Семен не удерживал ее. Молча прошелся он по хате и затем остановился перед Богданой.
— Так, значит, и Галя поверила тем чуткам про меня, что распустил по городу этот добрый приятель мой? — произнес он едко, покусывая губы.
— Грех тебе, Семене, и на минуту подумать такое, — ответила с упреком в голосе Богдана. — Галя чуть рук на себя не наложила, когда услыхала, что ты умер.
— А потом и поласылась на шляхетство да на маетки?
— Бога ты не боишься, Семене! — воскликнула Богдана и всплеснула руками. — Да так тужить по тебе, как Галя, должно быть, и мать родная не тужила бы! Она в монастырь решила пойти; каждый день вот просилась у пана войта.
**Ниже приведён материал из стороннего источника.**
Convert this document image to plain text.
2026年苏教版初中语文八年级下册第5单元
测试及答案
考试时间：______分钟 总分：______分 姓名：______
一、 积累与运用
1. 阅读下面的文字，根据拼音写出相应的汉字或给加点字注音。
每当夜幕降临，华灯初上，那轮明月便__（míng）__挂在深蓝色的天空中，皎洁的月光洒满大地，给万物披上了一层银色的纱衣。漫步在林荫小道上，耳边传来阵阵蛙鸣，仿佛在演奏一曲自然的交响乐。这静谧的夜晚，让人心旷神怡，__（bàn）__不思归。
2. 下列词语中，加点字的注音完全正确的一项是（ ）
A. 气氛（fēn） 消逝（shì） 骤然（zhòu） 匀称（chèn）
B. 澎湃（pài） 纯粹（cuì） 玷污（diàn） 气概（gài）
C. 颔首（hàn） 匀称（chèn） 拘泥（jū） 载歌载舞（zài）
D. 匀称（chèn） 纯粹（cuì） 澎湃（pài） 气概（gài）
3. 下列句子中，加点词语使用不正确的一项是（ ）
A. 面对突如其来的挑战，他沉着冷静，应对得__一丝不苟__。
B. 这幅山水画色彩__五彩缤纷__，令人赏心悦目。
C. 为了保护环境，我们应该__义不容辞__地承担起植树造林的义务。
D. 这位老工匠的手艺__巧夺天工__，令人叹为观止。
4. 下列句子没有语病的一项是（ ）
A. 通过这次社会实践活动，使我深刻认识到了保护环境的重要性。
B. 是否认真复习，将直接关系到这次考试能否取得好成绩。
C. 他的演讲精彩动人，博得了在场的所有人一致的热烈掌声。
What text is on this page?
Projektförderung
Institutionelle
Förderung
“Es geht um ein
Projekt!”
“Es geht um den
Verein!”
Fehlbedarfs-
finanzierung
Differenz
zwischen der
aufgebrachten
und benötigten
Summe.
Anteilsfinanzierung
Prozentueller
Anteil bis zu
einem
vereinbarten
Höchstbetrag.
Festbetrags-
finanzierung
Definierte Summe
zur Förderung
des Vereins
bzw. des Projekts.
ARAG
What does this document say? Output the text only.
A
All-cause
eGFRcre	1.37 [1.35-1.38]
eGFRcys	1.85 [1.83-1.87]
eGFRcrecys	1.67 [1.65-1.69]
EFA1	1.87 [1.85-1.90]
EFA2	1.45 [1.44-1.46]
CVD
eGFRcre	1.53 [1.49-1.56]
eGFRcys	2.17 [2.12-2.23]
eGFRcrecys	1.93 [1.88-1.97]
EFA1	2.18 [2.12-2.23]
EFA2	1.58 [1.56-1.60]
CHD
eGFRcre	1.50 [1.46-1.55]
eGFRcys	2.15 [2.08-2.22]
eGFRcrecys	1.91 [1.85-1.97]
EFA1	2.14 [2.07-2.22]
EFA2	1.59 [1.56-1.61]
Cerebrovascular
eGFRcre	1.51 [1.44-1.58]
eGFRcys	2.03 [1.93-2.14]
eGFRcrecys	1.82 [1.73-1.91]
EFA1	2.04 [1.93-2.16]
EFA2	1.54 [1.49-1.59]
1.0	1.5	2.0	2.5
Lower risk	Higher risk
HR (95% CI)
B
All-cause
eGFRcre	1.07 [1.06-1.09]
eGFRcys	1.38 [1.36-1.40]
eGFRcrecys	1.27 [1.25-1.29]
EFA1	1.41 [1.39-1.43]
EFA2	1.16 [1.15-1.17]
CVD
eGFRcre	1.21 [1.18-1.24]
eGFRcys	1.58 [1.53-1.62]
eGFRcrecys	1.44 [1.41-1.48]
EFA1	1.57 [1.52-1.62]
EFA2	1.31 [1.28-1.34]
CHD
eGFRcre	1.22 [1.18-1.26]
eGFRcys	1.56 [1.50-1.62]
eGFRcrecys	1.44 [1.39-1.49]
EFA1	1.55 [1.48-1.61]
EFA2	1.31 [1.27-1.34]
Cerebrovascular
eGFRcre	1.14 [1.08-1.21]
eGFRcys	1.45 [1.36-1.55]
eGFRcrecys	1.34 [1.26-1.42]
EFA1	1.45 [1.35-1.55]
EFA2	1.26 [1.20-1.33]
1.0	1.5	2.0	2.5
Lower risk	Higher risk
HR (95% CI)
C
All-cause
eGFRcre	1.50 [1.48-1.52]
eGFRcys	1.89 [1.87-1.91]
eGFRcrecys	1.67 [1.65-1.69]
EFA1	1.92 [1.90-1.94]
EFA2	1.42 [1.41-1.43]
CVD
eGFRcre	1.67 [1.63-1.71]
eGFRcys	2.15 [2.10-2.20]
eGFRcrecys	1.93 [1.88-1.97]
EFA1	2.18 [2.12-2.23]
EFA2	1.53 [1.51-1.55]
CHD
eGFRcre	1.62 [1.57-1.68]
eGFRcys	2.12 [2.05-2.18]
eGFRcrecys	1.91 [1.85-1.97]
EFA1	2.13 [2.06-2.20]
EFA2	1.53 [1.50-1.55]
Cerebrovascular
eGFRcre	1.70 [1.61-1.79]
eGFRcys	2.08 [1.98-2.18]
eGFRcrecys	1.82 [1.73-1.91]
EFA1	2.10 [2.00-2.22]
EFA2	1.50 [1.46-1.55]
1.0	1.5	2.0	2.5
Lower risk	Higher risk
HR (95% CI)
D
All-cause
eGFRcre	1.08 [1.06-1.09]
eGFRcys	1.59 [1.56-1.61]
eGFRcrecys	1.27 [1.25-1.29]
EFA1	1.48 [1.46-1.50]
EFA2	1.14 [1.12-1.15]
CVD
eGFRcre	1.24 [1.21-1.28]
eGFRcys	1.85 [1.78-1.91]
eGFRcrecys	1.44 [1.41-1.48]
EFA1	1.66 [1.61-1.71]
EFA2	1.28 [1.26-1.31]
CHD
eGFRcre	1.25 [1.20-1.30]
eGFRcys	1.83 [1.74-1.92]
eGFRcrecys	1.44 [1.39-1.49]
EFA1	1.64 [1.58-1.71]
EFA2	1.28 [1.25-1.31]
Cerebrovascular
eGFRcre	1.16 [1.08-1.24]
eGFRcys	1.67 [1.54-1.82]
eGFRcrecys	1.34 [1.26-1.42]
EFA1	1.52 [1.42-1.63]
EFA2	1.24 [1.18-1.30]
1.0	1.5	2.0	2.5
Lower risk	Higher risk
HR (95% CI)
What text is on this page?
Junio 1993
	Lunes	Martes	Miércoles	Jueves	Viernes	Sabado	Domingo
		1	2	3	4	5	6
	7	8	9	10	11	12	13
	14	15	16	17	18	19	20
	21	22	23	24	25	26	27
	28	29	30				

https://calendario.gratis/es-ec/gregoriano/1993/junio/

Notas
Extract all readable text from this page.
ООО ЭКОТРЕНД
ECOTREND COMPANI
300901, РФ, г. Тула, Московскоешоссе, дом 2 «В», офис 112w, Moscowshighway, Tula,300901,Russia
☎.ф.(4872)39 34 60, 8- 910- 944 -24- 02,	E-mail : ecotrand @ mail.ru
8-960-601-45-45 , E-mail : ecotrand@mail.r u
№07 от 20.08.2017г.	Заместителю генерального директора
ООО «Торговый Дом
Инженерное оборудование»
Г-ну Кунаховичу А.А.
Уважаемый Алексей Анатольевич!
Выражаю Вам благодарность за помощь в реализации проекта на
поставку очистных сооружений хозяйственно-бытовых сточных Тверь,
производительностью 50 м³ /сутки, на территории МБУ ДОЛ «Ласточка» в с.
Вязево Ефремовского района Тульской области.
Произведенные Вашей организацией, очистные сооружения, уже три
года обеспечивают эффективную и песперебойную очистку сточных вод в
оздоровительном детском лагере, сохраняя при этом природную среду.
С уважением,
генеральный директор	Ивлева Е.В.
— Господи! Так она, значит, любит меня? Не забыла? Не зрадыла? — заговорил быстро Семен, горячо сжимая руки Богданы.
— Стоишь ли ты еще такого кохання? — усмехнулась Богдана.
— Счастье мое, радость моя! — Семен запнулся; от прилива радостного волнения лицо его зарделось, глаза заискрились; на минуту он остановился, чтоб перевести дыханье. — А как же Балыка с Ходыкой? — произнес он, овладевши своим волнением.
— Галина и не знает о том, что ее батько задумал.
— Так, значит, ее силой?
— Ну, силой-то Галю не сломишь, разве обманом. До вчерашнего дня я думала, что брешут люди, а вчера мне про замиры войта сказала сама няня.
— Голубка моя бесталанная! — вскрикнул Семен. — Так тебя хотят обмануть, погубить на всю жизнь? Ну, теперь это им не удастся! Если ты меня любишь — со мною будут иметь дело! — Лицо Семена приняло вдруг какое-то озабоченное выражение. — А не знаешь ли, Богдана, куда это они все уехали сегодня? — произнес он встревоженным тоном.
— Уехали? — изумилась Богдана. — Откуда ты это взял?
— Я был там только что; воротарь сказал мне, что пан войт с нянькой и дочкой выехал куда-то на рассвете. Спрашивал — куда? Говорит, что не знает.
Веселое личико Богданы приняло сразу серьезное выражение.
— Вот это так штука, — протянула она, разводя руками, — ведь я была у них вчера, и никто не говорил ничего об отъезде, даже няня, — она меня домой провожала, — не знала, очевидно, ничего об этом!
— Что ж это значит? — произнес встревоженным голосом Семен, останавливая на Богдане вопросительный взгляд.
— Уж этого и я не знаю, — ответила Богдана. — Пан войт вчера здорово рассердился, может, надумал что…
В это время в светлицу вошла пани цехмейстрова в сопровождении молодой дивчины, несшей на серебряном подносе большой позлотистый жбан и такой же кубок.
— А что там случилось, Богдано? — обратилась она к дочери, указывая дивчине жестом, как расставить все на столе.
— Да вот новая притычина, мамо! — ответила Богдана. — Семен говорит, что ему сказали во дворе Балыки, будто пан войт с няней и с Галиной уехал куда-то со двора светом.
— Уехал? Да постойте, может, он никуда и не уезжал, — произнесла живо пани цехмейстрова, — может, он приказал так говорить слугам, чтобы тебя к Галине не допустить.
— А откуда ж бы он, паниматко, узнал, что я прибыл в Киев? — возразил Семен. — Ведь я только сегодня утром въехал в город, бо вчера опоздали и ночевали за Мийской брамой в корчме.
— Ну, откуда узнал! Видел тебя кто-нибудь хоть там, хоть раньше рассказал… Мало ли чего не случается. Вот ты, Богдане, лучше сбегай сейчас к пану войту да разузнай обо всем…
— И то правда! — вскрикнула весело Богдана.